The flattery problem
Here is what is almost funny about this: the email was good. The author said so himself. It was impressively personalized, demonstrably researched, fluent in the language of book marketing. It knew things about his book. It knew things about me. If he had been slightly less savvy — or slightly more eager — he might have replied.
And that is where the dark comedy tips into something more troubling. The system works by being good enough. Not good enough to fool everyone. Good enough to fool some people some of the time. Run it at scale, against hundreds of authors, with hundreds of fabricated identities, and the math starts to work in the scammer’s favor, even with a low conversion rate.

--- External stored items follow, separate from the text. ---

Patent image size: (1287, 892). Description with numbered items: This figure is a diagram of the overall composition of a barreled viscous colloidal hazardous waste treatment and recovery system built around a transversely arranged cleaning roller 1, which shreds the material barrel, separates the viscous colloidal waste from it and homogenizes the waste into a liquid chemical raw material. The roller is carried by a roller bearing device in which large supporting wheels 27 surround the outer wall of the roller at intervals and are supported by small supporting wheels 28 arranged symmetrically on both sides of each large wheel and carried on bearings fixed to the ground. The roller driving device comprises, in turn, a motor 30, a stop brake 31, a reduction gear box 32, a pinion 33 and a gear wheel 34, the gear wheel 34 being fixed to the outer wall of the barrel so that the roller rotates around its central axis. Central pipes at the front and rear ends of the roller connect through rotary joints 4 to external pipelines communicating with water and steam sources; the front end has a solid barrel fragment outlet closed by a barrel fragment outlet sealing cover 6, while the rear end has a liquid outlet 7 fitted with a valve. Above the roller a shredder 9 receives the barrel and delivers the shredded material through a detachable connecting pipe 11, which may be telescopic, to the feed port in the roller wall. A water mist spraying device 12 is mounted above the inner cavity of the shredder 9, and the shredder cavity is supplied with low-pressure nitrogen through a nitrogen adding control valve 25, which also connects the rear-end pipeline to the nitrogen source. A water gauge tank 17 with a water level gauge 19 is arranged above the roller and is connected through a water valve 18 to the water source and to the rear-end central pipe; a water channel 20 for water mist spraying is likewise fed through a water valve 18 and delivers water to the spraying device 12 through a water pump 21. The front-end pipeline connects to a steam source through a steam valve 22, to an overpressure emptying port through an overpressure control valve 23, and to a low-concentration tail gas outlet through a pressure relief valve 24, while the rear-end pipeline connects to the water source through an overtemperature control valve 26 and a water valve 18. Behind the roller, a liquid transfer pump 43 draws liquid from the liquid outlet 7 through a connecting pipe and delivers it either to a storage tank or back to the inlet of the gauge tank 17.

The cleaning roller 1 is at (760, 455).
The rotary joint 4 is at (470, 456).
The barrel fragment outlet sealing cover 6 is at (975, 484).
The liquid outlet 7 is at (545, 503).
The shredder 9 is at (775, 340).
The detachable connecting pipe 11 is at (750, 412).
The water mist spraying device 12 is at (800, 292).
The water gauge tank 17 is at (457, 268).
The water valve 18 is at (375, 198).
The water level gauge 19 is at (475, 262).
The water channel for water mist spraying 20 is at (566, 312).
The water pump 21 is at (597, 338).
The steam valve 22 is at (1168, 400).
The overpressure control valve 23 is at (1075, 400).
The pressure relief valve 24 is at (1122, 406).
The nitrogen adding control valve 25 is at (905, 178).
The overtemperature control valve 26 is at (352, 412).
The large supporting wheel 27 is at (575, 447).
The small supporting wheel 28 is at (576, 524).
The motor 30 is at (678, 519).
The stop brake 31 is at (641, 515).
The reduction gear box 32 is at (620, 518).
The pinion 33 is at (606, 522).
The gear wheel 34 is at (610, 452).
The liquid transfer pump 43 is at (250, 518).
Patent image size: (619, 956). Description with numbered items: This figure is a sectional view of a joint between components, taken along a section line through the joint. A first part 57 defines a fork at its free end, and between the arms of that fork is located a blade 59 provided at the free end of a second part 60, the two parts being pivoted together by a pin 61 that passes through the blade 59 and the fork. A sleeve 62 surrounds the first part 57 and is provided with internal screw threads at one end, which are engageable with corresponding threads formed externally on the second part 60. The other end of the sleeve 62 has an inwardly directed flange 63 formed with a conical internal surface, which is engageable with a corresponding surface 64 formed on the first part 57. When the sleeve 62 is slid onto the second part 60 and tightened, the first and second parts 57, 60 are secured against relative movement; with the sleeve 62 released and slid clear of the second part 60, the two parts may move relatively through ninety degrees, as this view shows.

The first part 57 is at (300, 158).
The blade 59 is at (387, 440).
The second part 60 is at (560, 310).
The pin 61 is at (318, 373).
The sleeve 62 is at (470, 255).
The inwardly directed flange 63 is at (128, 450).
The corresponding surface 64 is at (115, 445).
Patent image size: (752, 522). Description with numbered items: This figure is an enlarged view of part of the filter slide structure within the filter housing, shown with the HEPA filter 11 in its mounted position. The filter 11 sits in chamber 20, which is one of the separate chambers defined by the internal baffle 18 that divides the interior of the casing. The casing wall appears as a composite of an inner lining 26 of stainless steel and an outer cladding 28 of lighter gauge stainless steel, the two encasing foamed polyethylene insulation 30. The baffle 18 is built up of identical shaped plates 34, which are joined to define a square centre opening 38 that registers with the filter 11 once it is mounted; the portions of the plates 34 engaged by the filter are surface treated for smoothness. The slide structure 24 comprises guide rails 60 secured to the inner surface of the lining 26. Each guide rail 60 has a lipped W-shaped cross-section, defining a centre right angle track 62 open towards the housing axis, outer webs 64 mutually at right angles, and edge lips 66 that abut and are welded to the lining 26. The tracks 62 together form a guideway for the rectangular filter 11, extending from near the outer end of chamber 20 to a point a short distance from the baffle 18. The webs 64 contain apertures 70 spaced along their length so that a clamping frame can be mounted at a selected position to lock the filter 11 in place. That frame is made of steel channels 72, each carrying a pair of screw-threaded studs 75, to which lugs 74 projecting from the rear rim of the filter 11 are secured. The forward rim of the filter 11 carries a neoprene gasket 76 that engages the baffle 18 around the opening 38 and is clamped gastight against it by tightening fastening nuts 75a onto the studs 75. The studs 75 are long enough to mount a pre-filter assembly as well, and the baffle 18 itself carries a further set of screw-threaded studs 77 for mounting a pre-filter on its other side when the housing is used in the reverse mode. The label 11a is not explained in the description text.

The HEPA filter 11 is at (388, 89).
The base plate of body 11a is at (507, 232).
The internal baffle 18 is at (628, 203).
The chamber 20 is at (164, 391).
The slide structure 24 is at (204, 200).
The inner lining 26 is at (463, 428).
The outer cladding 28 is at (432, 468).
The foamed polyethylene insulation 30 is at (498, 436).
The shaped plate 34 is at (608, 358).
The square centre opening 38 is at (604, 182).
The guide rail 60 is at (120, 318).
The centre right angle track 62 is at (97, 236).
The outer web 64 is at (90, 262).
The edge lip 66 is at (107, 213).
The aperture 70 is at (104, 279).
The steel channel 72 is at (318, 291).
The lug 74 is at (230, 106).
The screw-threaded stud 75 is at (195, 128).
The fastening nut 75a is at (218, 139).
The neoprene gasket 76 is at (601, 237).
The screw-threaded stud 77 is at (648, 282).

The publishing world is a particularly ripe target for this kind of operation, because authors are accustomed to being ignored. When something shows up in their inbox that actually seems to have read their book, to care about their characters, to speak their language, the relief of being seen can override the skepticism that would otherwise kick in.
What is actually being stolen
The obvious answer is: my identity. My name, my reputation, the professional credibility I have spent years building.
But something else is being stolen too, and it belongs to the authors on the receiving end of these emails. It is the experience of being genuinely reached out to by a human being who read your work and thought: yes, this. That experience, rare enough in the attention economy under the best circumstances, is being counterfeited.
The entire philosophy behind what I actually do, what I call Whole Artist Marketing, is grounded in the belief that a book’s marketing should be as human and as thoughtful as the book itself. That readers can feel the difference between a lighthouse and a megaphone. That genuine attention is not a strategy but a practice.
What the impersonation email was doing, with impressive technical sophistication, was performing that attention while having none of it. A lighthouse made of cardboard. It had all the surface features of care, the specificity, the warmth, the apparent knowledge of the book, and none of the actual thing.
Where this is going
I don’t think this gets better soon. The tools that made this email possible are improving faster than our collective ability to detect their outputs. The cost of running this kind of operation is dropping toward zero. And the publishing world, with its long tradition of cold queries, unsolicited pitches, and authors conditioned to respond hopefully to anyone who claims to see their work, is structurally vulnerable to it.
So here is what I can offer, practically speaking.
If you receive any email claiming to be from me, verify it came through Reedsy or from a domain you can trace to my actual business before you respond. If something about a pitch feels too comprehensive, too perfectly calibrated, too fluent in exactly what you needed to hear, that feeling is information worth acting on. Genuine outreach from a human being has edges. It has a voice. It sometimes misspells things. It does not know everything about you on the first contact.
And if you are another professional whose identity has been harvested for this kind of operation, you are not alone, and you are not overreacting. Report it to the platforms involved. Document everything. Tell your authors.
The author who contacted me did exactly the right thing. He was skeptical of something that was trying very hard to seem trustworthy. However inconvenient it may be in a world that keeps asking us to move faster and trust more is worth protecting.
Liz Dubelman
VidLit Productions / The Write Kit · reedsy.com/liz-dubelman




Fewer and fewer things can be instantly believed.
The internet is starting to feel like the neighborhood I grew up in. Grifters and assholes everywhere. I don't think this gets better soon either. I appreciate your reflection though. Beautifull said, and wholly you.